Once, at a youth retreat in Illinois the girl almost kissed me.
We’d flirted around the issue for some time. In my mind we were already there – we just needed a little bit of seclusion. While walking from one event to the next, that seclusion dropped in around us. Our friends had gone ahead, leaving Maggie and me, moving slowly, (a term that described our entire relationship) on a hot Illinois afternoon. We came upon a French drain with an elevated spillway—upon which Maggie stood. With the added height she looked me straight in the eyes and asked me if I’d like a “light and fluffy.” I ran through the lexicon of dirty vocabulary describing ‘acts’ that my teen-aged self hoped to have enacted upon my person, and came up empty. But it didn’t matter, I didn’t care what she called it, I wanted it.
She put her hands on my shoulders and drew me closer. Her smiling lips were tempting and gleaming, as she had just licked them. I leaned forward slightly, but she checked me and said, “ready?” I nodded my agreement. She squared her forehead with mine and her eyes became predatory slits (all the while my brain is saying I don’t think….I’m not sure…? But, never fear, I didn’t start listening to my brain for many years after this event. My libido was entirely in control) and she lunged her head forward with huge force, striking me directly and devastatingly upon my own forehead. The explosion of light blinded me, I doubled over trying to retain consciousness. Maggie doubled over too; in laughter.
Later I discovered that she had entreated me to a “light and fluffy” because she didn’t think I’d say yes if she asked to head-butt me. She had created the euphemism on the spot–clever girl.
In my Junior year of college Maggie gave me the opportunity to make good on some real “light and fluffy” but after 10 minutes of sitting at the foot of her bed failing to make my move and drowning that fact with small talk, something happened–it wasn’t a boner.

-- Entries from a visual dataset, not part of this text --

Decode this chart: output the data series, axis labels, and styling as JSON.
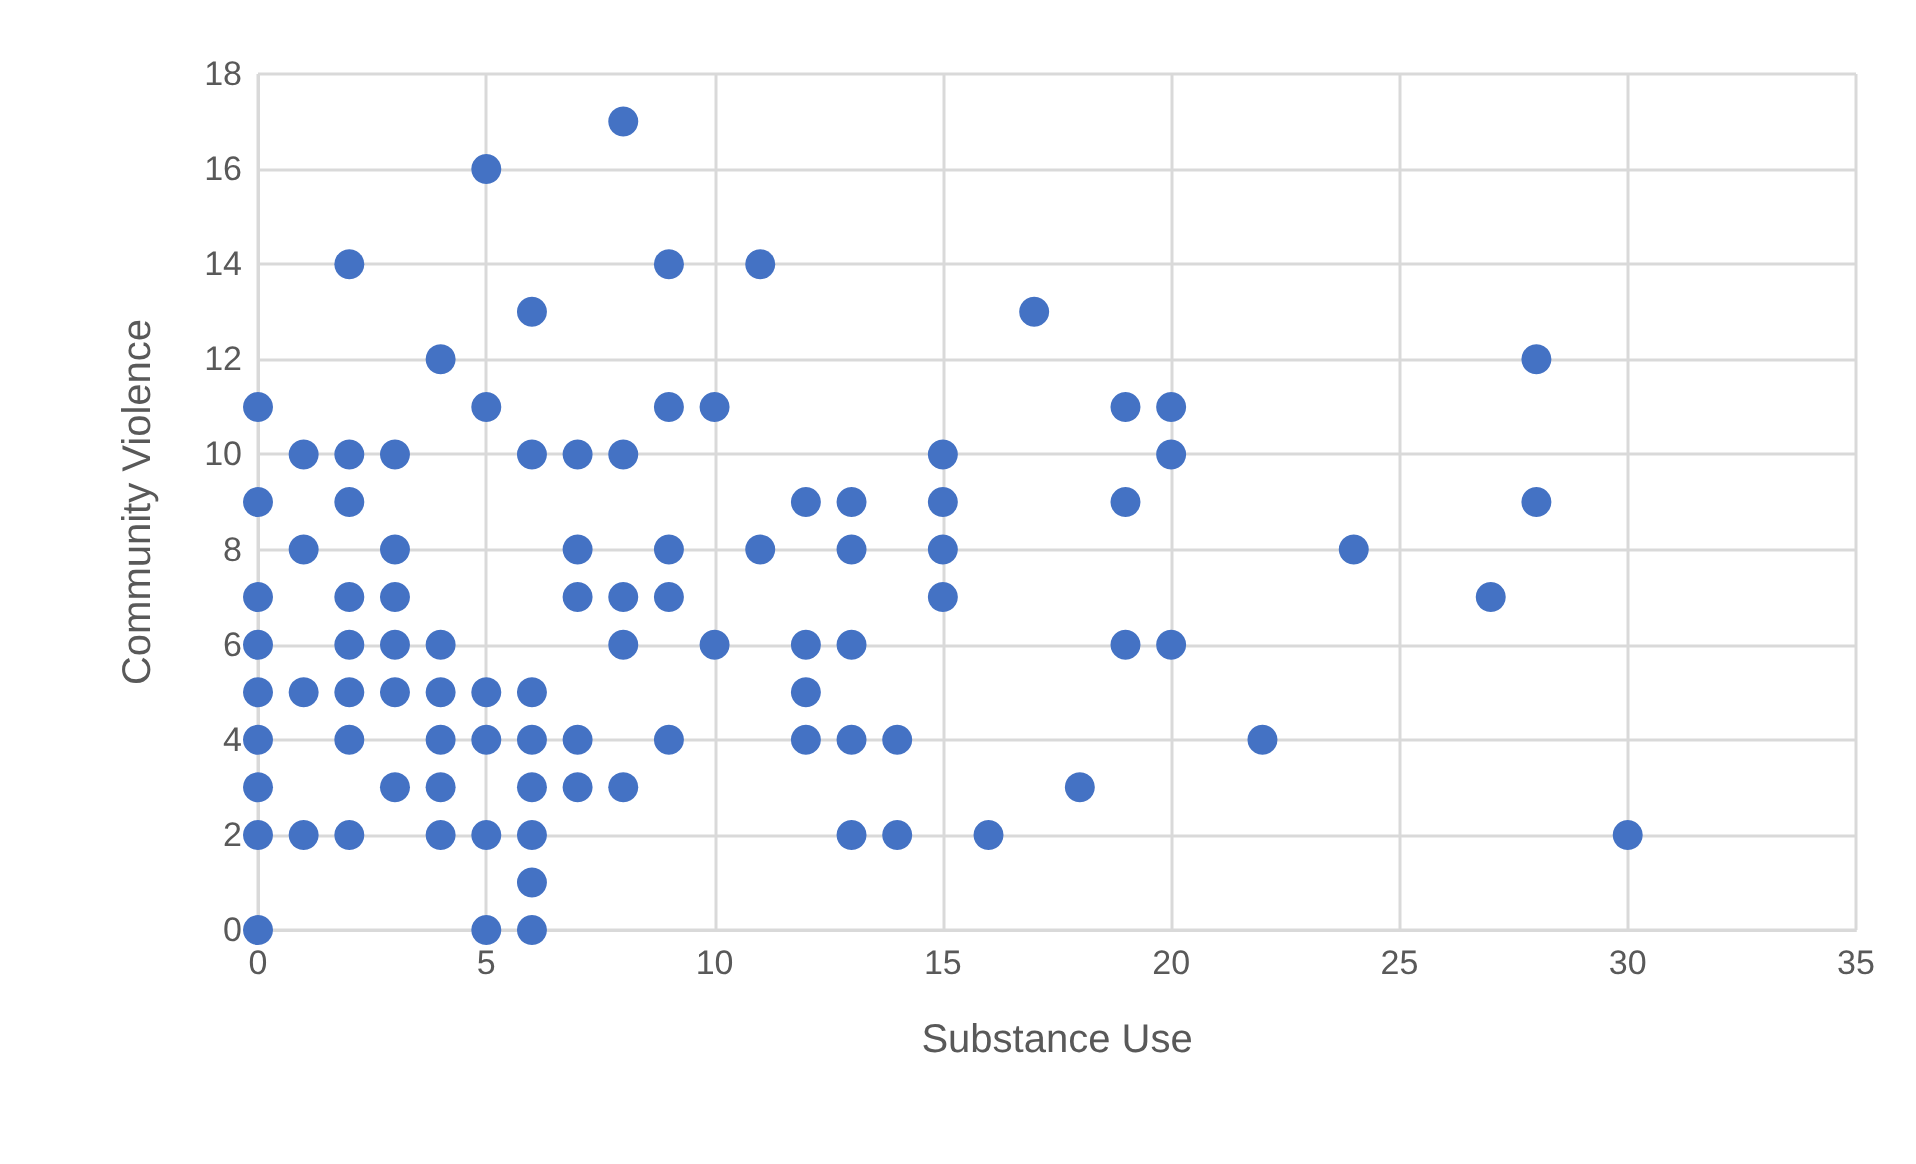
{
  "chart_data": {
    "type": "scatter",
    "xlabel": "Substance Use",
    "ylabel": "Community Violence",
    "xlim": [
      0,
      35
    ],
    "xticks": [
      0,
      5,
      10,
      15,
      20,
      25,
      30,
      35
    ],
    "ylim": [
      0,
      18
    ],
    "yticks": [
      0,
      2,
      4,
      6,
      8,
      10,
      12,
      14,
      16,
      18
    ],
    "grid": true,
    "marker": "circle",
    "series": [
      {
        "color": "#4472c4",
        "x": [
          0,
          0,
          0,
          0,
          0,
          0,
          0,
          0,
          0,
          1,
          1,
          1,
          1,
          2,
          2,
          2,
          2,
          2,
          2,
          2,
          2,
          3,
          3,
          3,
          3,
          3,
          3,
          4,
          4,
          4,
          4,
          4,
          4,
          5,
          5,
          5,
          5,
          5,
          5,
          6,
          6,
          6,
          6,
          6,
          6,
          6,
          6,
          7,
          7,
          7,
          7,
          7,
          8,
          8,
          8,
          8,
          8,
          9,
          9,
          9,
          9,
          9,
          10,
          10,
          11,
          11,
          12,
          12,
          12,
          12,
          13,
          13,
          13,
          13,
          13,
          14,
          14,
          15,
          15,
          15,
          15,
          16,
          17,
          18,
          19,
          19,
          19,
          20,
          20,
          20,
          22,
          24,
          27,
          28,
          28,
          30
        ],
        "values": [
          11,
          9,
          7,
          6,
          5,
          4,
          3,
          2,
          0,
          10,
          8,
          5,
          2,
          14,
          10,
          9,
          7,
          6,
          5,
          4,
          2,
          10,
          8,
          7,
          6,
          5,
          3,
          12,
          6,
          5,
          4,
          3,
          2,
          16,
          11,
          5,
          4,
          2,
          0,
          13,
          10,
          5,
          4,
          3,
          2,
          1,
          0,
          10,
          8,
          7,
          4,
          3,
          17,
          10,
          7,
          6,
          3,
          14,
          11,
          8,
          7,
          4,
          11,
          6,
          14,
          8,
          9,
          6,
          5,
          4,
          9,
          8,
          6,
          4,
          2,
          4,
          2,
          10,
          9,
          8,
          7,
          2,
          13,
          3,
          11,
          9,
          6,
          11,
          10,
          6,
          4,
          8,
          7,
          12,
          9,
          2
        ]
      }
    ]
  }
}
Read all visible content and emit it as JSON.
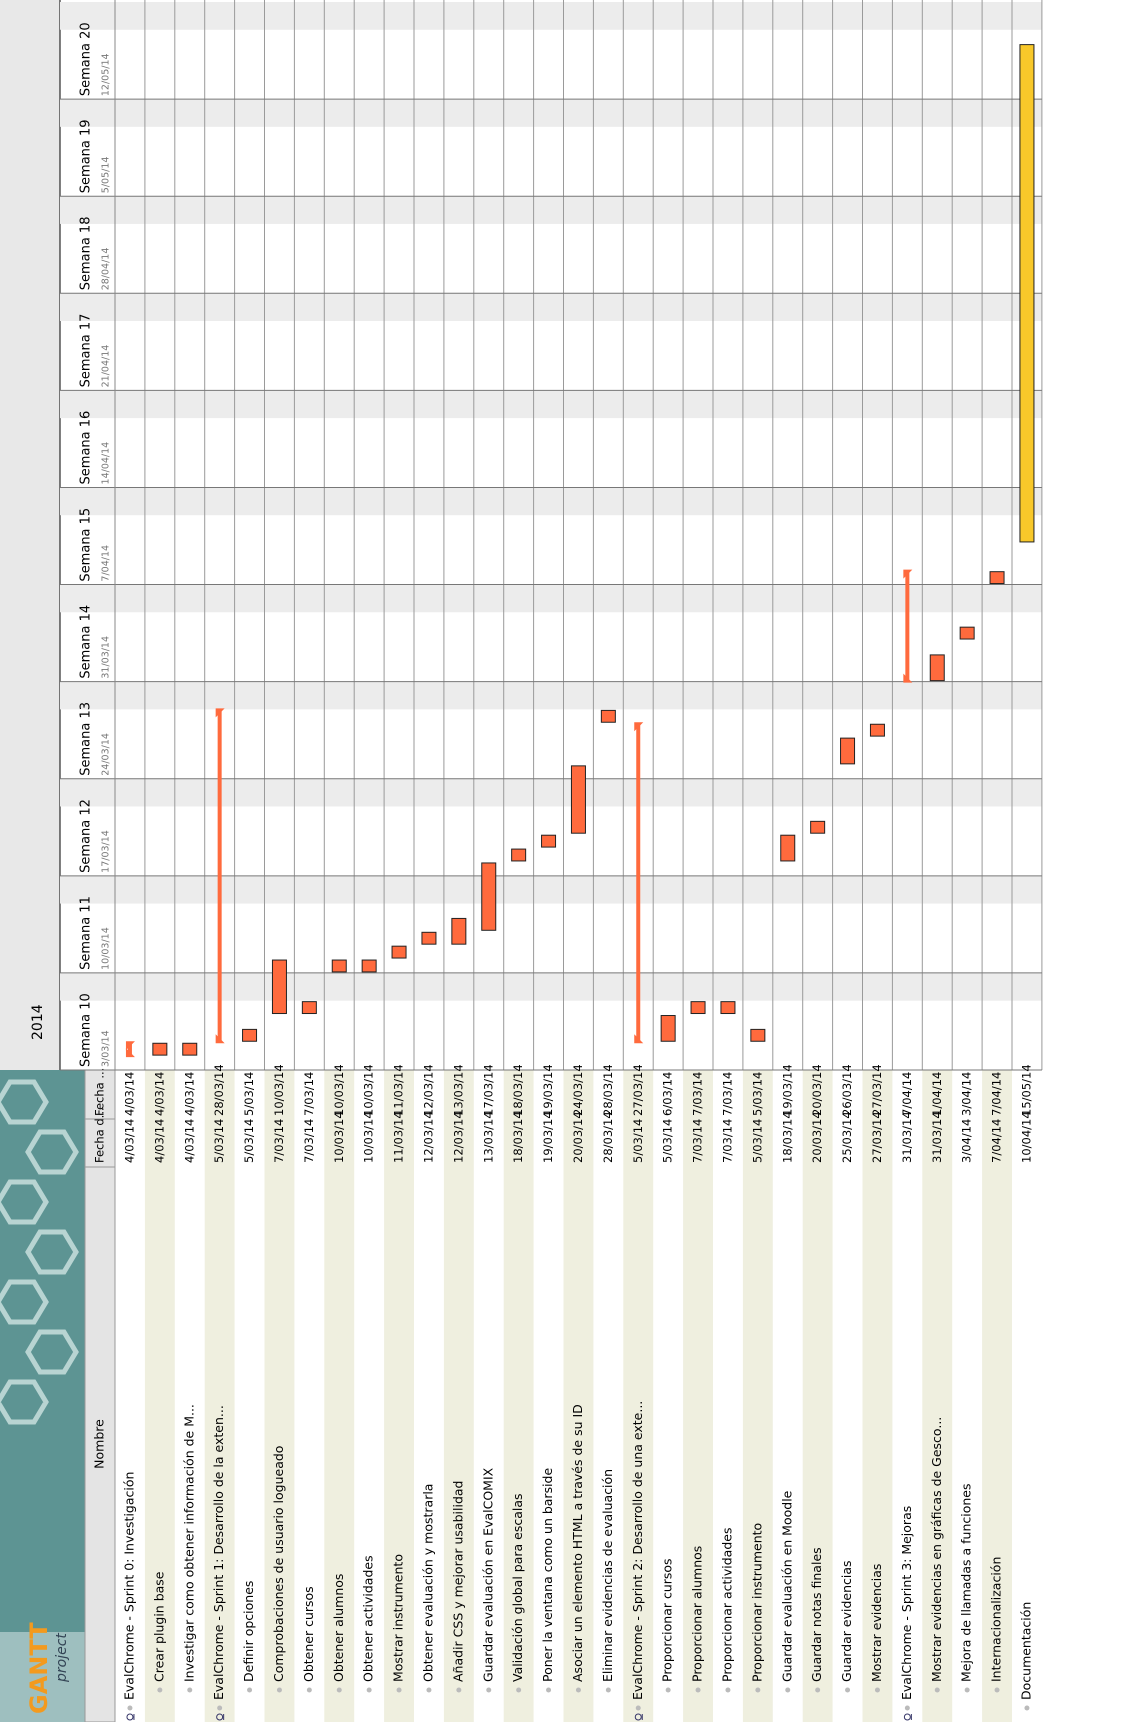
{
  "logo": {
    "title": "GANTT",
    "subtitle": "project"
  },
  "year": "2014",
  "columns": [
    "Nombre",
    "Fecha d...",
    "Fecha ..."
  ],
  "weeks": [
    {
      "name": "Semana 10",
      "date": "3/03/14"
    },
    {
      "name": "Semana 11",
      "date": "10/03/14"
    },
    {
      "name": "Semana 12",
      "date": "17/03/14"
    },
    {
      "name": "Semana 13",
      "date": "24/03/14"
    },
    {
      "name": "Semana 14",
      "date": "31/03/14"
    },
    {
      "name": "Semana 15",
      "date": "7/04/14"
    },
    {
      "name": "Semana 16",
      "date": "14/04/14"
    },
    {
      "name": "Semana 17",
      "date": "21/04/14"
    },
    {
      "name": "Semana 18",
      "date": "28/04/14"
    },
    {
      "name": "Semana 19",
      "date": "5/05/14"
    },
    {
      "name": "Semana 20",
      "date": "12/05/14"
    }
  ],
  "tasks": [
    {
      "name": "EvalChrome - Sprint 0: Investigación",
      "start": "4/03/14",
      "end": "4/03/14",
      "children": [
        {
          "name": "Crear plugin base",
          "start": "4/03/14",
          "end": "4/03/14"
        },
        {
          "name": "Investigar como obtener información de M...",
          "start": "4/03/14",
          "end": "4/03/14"
        }
      ]
    },
    {
      "name": "EvalChrome - Sprint 1: Desarrollo de la exten...",
      "start": "5/03/14",
      "end": "28/03/14",
      "children": [
        {
          "name": "Definir opciones",
          "start": "5/03/14",
          "end": "5/03/14"
        },
        {
          "name": "Comprobaciones de usuario logueado",
          "start": "7/03/14",
          "end": "10/03/14"
        },
        {
          "name": "Obtener cursos",
          "start": "7/03/14",
          "end": "7/03/14"
        },
        {
          "name": "Obtener alumnos",
          "start": "10/03/14",
          "end": "10/03/14"
        },
        {
          "name": "Obtener actividades",
          "start": "10/03/14",
          "end": "10/03/14"
        },
        {
          "name": "Mostrar instrumento",
          "start": "11/03/14",
          "end": "11/03/14"
        },
        {
          "name": "Obtener evaluación y mostrarla",
          "start": "12/03/14",
          "end": "12/03/14"
        },
        {
          "name": "Añadir CSS y mejorar usabilidad",
          "start": "12/03/14",
          "end": "13/03/14"
        },
        {
          "name": "Guardar evaluación en EvalCOMIX",
          "start": "13/03/14",
          "end": "17/03/14"
        },
        {
          "name": "Validación global para escalas",
          "start": "18/03/14",
          "end": "18/03/14"
        },
        {
          "name": "Poner la ventana como un barside",
          "start": "19/03/14",
          "end": "19/03/14"
        },
        {
          "name": "Asociar un elemento HTML a través de su ID",
          "start": "20/03/14",
          "end": "24/03/14"
        },
        {
          "name": "Eliminar evidencias de evaluación",
          "start": "28/03/14",
          "end": "28/03/14"
        }
      ]
    },
    {
      "name": "EvalChrome - Sprint 2: Desarrollo de una exte...",
      "start": "5/03/14",
      "end": "27/03/14",
      "children": [
        {
          "name": "Proporcionar cursos",
          "start": "5/03/14",
          "end": "6/03/14"
        },
        {
          "name": "Proporcionar alumnos",
          "start": "7/03/14",
          "end": "7/03/14"
        },
        {
          "name": "Proporcionar actividades",
          "start": "7/03/14",
          "end": "7/03/14"
        },
        {
          "name": "Proporcionar instrumento",
          "start": "5/03/14",
          "end": "5/03/14"
        },
        {
          "name": "Guardar evaluación en Moodle",
          "start": "18/03/14",
          "end": "19/03/14"
        },
        {
          "name": "Guardar notas finales",
          "start": "20/03/14",
          "end": "20/03/14"
        },
        {
          "name": "Guardar evidencias",
          "start": "25/03/14",
          "end": "26/03/14"
        },
        {
          "name": "Mostrar evidencias",
          "start": "27/03/14",
          "end": "27/03/14"
        }
      ]
    },
    {
      "name": "EvalChrome - Sprint 3: Mejoras",
      "start": "31/03/14",
      "end": "7/04/14",
      "children": [
        {
          "name": "Mostrar evidencias en gráficas de Gesco...",
          "start": "31/03/14",
          "end": "1/04/14"
        },
        {
          "name": "Mejora de llamadas a funciones",
          "start": "3/04/14",
          "end": "3/04/14"
        },
        {
          "name": "Internacionalización",
          "start": "7/04/14",
          "end": "7/04/14"
        }
      ]
    },
    {
      "name": "Documentación",
      "start": "10/04/14",
      "end": "15/05/14"
    }
  ]
}
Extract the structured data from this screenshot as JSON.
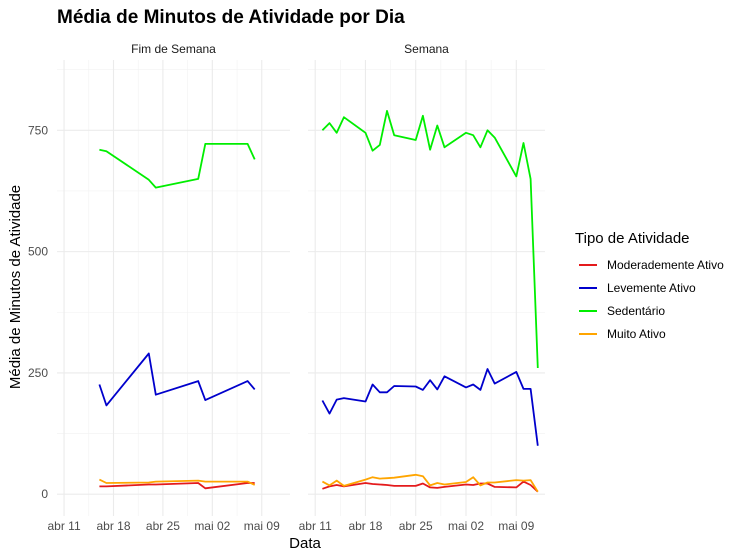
{
  "chart_data": {
    "type": "line",
    "title": "Média de Minutos de Atividade por Dia",
    "xlabel": "Data",
    "ylabel": "Média de Minutos de Atividade",
    "ylim": [
      -45,
      895
    ],
    "yticks": [
      0,
      250,
      500,
      750
    ],
    "xticks": [
      {
        "date": "2016-04-11",
        "label": "abr 11"
      },
      {
        "date": "2016-04-18",
        "label": "abr 18"
      },
      {
        "date": "2016-04-25",
        "label": "abr 25"
      },
      {
        "date": "2016-05-02",
        "label": "mai 02"
      },
      {
        "date": "2016-05-09",
        "label": "mai 09"
      }
    ],
    "xlim": [
      "2016-04-10",
      "2016-05-13"
    ],
    "grid": true,
    "legend": {
      "title": "Tipo de Atividade",
      "position": "right"
    },
    "series_styles": [
      {
        "name": "Moderademente Ativo",
        "color": "#e41a1c"
      },
      {
        "name": "Levemente Ativo",
        "color": "#0000cc"
      },
      {
        "name": "Sedentário",
        "color": "#00ee00"
      },
      {
        "name": "Muito Ativo",
        "color": "#ffa500"
      }
    ],
    "facets": [
      {
        "label": "Fim de Semana",
        "x": [
          "2016-04-16",
          "2016-04-17",
          "2016-04-23",
          "2016-04-24",
          "2016-04-30",
          "2016-05-01",
          "2016-05-07",
          "2016-05-08"
        ],
        "series": [
          {
            "name": "Sedentário",
            "values": [
              710,
              707,
              648,
              632,
              650,
              722,
              722,
              690
            ]
          },
          {
            "name": "Levemente Ativo",
            "values": [
              226,
              183,
              290,
              205,
              233,
              194,
              233,
              216
            ]
          },
          {
            "name": "Moderademente Ativo",
            "values": [
              16,
              16,
              20,
              20,
              23,
              12,
              23,
              23
            ]
          },
          {
            "name": "Muito Ativo",
            "values": [
              30,
              23,
              24,
              26,
              28,
              26,
              26,
              19
            ]
          }
        ]
      },
      {
        "label": "Semana",
        "x": [
          "2016-04-12",
          "2016-04-13",
          "2016-04-14",
          "2016-04-15",
          "2016-04-18",
          "2016-04-19",
          "2016-04-20",
          "2016-04-21",
          "2016-04-22",
          "2016-04-25",
          "2016-04-26",
          "2016-04-27",
          "2016-04-28",
          "2016-04-29",
          "2016-05-02",
          "2016-05-03",
          "2016-05-04",
          "2016-05-05",
          "2016-05-06",
          "2016-05-09",
          "2016-05-10",
          "2016-05-11",
          "2016-05-12"
        ],
        "series": [
          {
            "name": "Sedentário",
            "values": [
              750,
              765,
              745,
              777,
              745,
              708,
              720,
              790,
              740,
              730,
              780,
              710,
              760,
              715,
              745,
              740,
              715,
              750,
              735,
              655,
              724,
              650,
              260
            ]
          },
          {
            "name": "Levemente Ativo",
            "values": [
              193,
              166,
              195,
              198,
              191,
              226,
              210,
              210,
              223,
              222,
              215,
              235,
              216,
              243,
              220,
              226,
              215,
              258,
              228,
              252,
              217,
              217,
              100
            ]
          },
          {
            "name": "Moderademente Ativo",
            "values": [
              11,
              16,
              19,
              16,
              23,
              21,
              20,
              19,
              17,
              17,
              22,
              14,
              13,
              15,
              20,
              19,
              22,
              22,
              15,
              14,
              26,
              19,
              5
            ]
          },
          {
            "name": "Muito Ativo",
            "values": [
              26,
              18,
              28,
              17,
              30,
              35,
              32,
              33,
              34,
              40,
              37,
              18,
              23,
              20,
              25,
              35,
              18,
              24,
              24,
              29,
              28,
              29,
              5
            ]
          }
        ]
      }
    ]
  }
}
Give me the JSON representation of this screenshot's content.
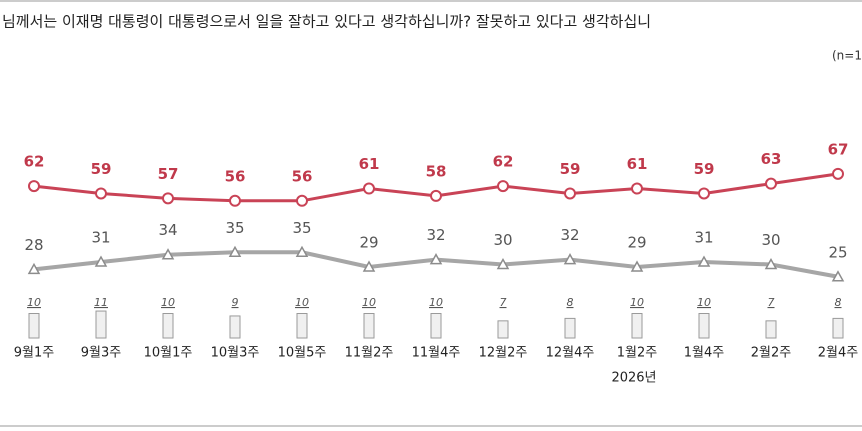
{
  "chart_data": {
    "type": "line",
    "title": "님께서는 이재명 대통령이 대통령으로서 일을 잘하고 있다고 생각하십니까? 잘못하고 있다고 생각하십니",
    "note": "(n=1",
    "categories": [
      "9월1주",
      "9월3주",
      "10월1주",
      "10월3주",
      "10월5주",
      "11월2주",
      "11월4주",
      "12월2주",
      "12월4주",
      "1월2주",
      "1월4주",
      "2월2주",
      "2월4주"
    ],
    "annotation": "2026년",
    "series": [
      {
        "color": "#c94356",
        "values": [
          62,
          59,
          57,
          56,
          56,
          61,
          58,
          62,
          59,
          61,
          59,
          63,
          67
        ]
      },
      {
        "color": "#a6a6a6",
        "values": [
          28,
          31,
          34,
          35,
          35,
          29,
          32,
          30,
          32,
          29,
          31,
          30,
          25
        ]
      },
      {
        "type": "bar",
        "color": "#f0f0f0",
        "values": [
          10,
          11,
          10,
          9,
          10,
          10,
          10,
          7,
          8,
          10,
          10,
          7,
          8
        ]
      }
    ]
  }
}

I think a seed of thought lodged itself within the fleshy bits of my shell-shocked frontal lobes–way back on that hot afternoon in Illinois. That thought grew to fruition and bloomed as I was sitting in her room contemplating eating her mouth, with my mouth–it told me: “Maggie is not what you think she is, ya buddy, she’s a looker–but she’s craaaaaazy.” At that moment everything shifted, Maggie was no longer the sought after, babe-raham Lincoln that I had coveted as a teenager. She was a super hot, manic weirdo who head-butted me for fun once, knowing that she could take advantage of my affections. I couldn’t bring myself to kiss the girl only to satisfy a curiosity. I left.
And always (and pleasantly) wondered what I missed out on—Maggie is now married to a wonderful man with a name reminiscent of an apple computer, and has a baby on the way. I never did ask him–if he too, had received a light and fluffy.